The congress went on to include joint and muscle capsules, organs, septa, ligaments, retinacula, aponeurosis, tendons, myofascia, neurofascia and other fibrous collagens as fascial forms, inseparable from the surrounding connective tissues.
It should be noted then that the fascia is not a passive structure, but a functional organ of stability and movement, practically inseparable from all the surrounding tissue.
Classical anatomy recognizes the existence of fascial planes (formerly called aponeurotic), describing them as a kind of envelopes that surround the muscles and viscera, fixing and protecting their concrete space within the human body.
Functions of Fascia
In the first place, it should be mentioned that this system can be considered as a functional unit, which constitutes a mesh that surrounds, delimits, coheres, moves, manages, relates and facilitates the mechanical and functional physiology of the human body.

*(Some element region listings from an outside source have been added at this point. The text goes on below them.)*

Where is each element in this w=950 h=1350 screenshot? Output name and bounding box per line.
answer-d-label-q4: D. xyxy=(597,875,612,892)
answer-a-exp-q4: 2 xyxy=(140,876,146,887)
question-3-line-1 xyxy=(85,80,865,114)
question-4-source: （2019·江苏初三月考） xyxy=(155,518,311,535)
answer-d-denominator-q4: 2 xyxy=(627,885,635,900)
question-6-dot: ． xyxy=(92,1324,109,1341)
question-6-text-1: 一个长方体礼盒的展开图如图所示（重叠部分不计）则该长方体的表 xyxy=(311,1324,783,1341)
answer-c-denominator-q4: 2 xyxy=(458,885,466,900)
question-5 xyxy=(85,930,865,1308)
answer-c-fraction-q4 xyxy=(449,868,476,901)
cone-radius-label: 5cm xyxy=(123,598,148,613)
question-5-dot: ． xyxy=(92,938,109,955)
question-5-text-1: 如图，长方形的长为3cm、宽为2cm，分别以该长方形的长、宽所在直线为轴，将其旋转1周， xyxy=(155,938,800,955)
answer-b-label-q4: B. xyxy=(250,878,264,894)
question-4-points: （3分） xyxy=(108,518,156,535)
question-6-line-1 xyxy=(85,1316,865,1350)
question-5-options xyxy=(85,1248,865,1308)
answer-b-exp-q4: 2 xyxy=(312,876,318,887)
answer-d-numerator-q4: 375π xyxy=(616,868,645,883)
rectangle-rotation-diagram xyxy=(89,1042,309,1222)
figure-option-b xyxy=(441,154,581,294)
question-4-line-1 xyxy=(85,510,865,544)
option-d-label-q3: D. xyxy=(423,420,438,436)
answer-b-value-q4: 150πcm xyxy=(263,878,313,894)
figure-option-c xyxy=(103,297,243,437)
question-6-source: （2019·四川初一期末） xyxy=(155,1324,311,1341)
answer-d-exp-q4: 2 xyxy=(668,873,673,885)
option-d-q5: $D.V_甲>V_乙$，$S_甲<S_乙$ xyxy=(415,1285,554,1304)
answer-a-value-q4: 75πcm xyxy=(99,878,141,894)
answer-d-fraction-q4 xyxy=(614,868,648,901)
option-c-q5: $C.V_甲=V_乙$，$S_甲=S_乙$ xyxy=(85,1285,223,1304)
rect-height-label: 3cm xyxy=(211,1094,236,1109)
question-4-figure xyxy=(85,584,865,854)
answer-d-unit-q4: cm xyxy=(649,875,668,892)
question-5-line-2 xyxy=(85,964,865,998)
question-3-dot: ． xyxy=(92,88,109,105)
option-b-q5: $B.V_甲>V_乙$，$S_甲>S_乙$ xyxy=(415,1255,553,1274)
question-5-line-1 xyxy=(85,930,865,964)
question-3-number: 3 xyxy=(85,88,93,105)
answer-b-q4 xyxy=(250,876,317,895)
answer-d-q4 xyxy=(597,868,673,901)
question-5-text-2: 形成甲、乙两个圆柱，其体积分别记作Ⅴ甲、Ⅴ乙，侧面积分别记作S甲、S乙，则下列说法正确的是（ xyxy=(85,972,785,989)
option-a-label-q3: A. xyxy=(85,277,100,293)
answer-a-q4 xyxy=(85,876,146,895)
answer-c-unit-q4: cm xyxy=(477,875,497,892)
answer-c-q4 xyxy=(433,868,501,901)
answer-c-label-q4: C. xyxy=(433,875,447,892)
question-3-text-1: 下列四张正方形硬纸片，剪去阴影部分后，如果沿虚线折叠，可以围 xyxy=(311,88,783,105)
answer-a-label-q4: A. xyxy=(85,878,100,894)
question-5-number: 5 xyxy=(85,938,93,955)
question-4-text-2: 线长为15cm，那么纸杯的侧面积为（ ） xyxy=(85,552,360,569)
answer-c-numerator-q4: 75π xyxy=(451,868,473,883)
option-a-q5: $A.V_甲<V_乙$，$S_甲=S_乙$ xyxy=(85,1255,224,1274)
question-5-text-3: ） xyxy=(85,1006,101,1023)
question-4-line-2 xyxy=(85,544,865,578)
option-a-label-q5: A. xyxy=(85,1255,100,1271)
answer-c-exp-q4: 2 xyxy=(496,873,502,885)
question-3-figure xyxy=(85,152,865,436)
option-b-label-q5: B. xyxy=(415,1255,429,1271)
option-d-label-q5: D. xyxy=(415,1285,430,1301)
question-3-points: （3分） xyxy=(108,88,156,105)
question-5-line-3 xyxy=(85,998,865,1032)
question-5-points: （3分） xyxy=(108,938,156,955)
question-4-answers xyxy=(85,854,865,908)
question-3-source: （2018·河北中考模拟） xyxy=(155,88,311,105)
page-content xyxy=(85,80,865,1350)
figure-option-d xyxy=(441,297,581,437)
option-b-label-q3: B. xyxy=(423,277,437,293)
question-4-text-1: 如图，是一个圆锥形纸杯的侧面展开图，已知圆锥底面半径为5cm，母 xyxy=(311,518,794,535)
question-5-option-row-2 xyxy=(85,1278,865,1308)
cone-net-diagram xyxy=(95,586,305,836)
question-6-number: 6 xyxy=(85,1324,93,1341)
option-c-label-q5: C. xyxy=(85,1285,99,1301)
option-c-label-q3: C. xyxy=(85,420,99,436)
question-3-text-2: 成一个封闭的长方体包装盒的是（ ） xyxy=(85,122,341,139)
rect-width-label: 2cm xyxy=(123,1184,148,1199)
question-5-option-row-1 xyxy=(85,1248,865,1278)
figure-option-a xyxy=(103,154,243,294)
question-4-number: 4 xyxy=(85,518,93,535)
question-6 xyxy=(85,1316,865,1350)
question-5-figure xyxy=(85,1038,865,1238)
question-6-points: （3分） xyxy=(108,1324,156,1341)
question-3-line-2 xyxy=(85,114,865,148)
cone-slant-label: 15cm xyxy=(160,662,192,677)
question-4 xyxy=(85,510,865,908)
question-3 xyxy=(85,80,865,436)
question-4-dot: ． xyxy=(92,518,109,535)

Its functions are multiple and varied, even more so when it is identified that it acts in a special and different way in each part where it is present.
Therefore, functions identified in a general way will be mentioned, knowing that the function will depend on the depth of the fascial tissue:
- Support, nutrient function, transport, absorption of friction among other elements, conservation of body heat.
- Neutraliser of endogenous toxins.
- Scar collagen effect.
- Function tissue, ie cellular exchanges of other tissues with blood and lymph.
- Defense activity through phagocytes (cells specialized in defending the organism from external agents).
The healthy and balanced fascial system, with the capacity of a free and complete internal and external movement, ensures the body the possibility of a movement with full amplitude and coordination, always in the search for maximum functional efficiency with a minimum of expenditure of Energy.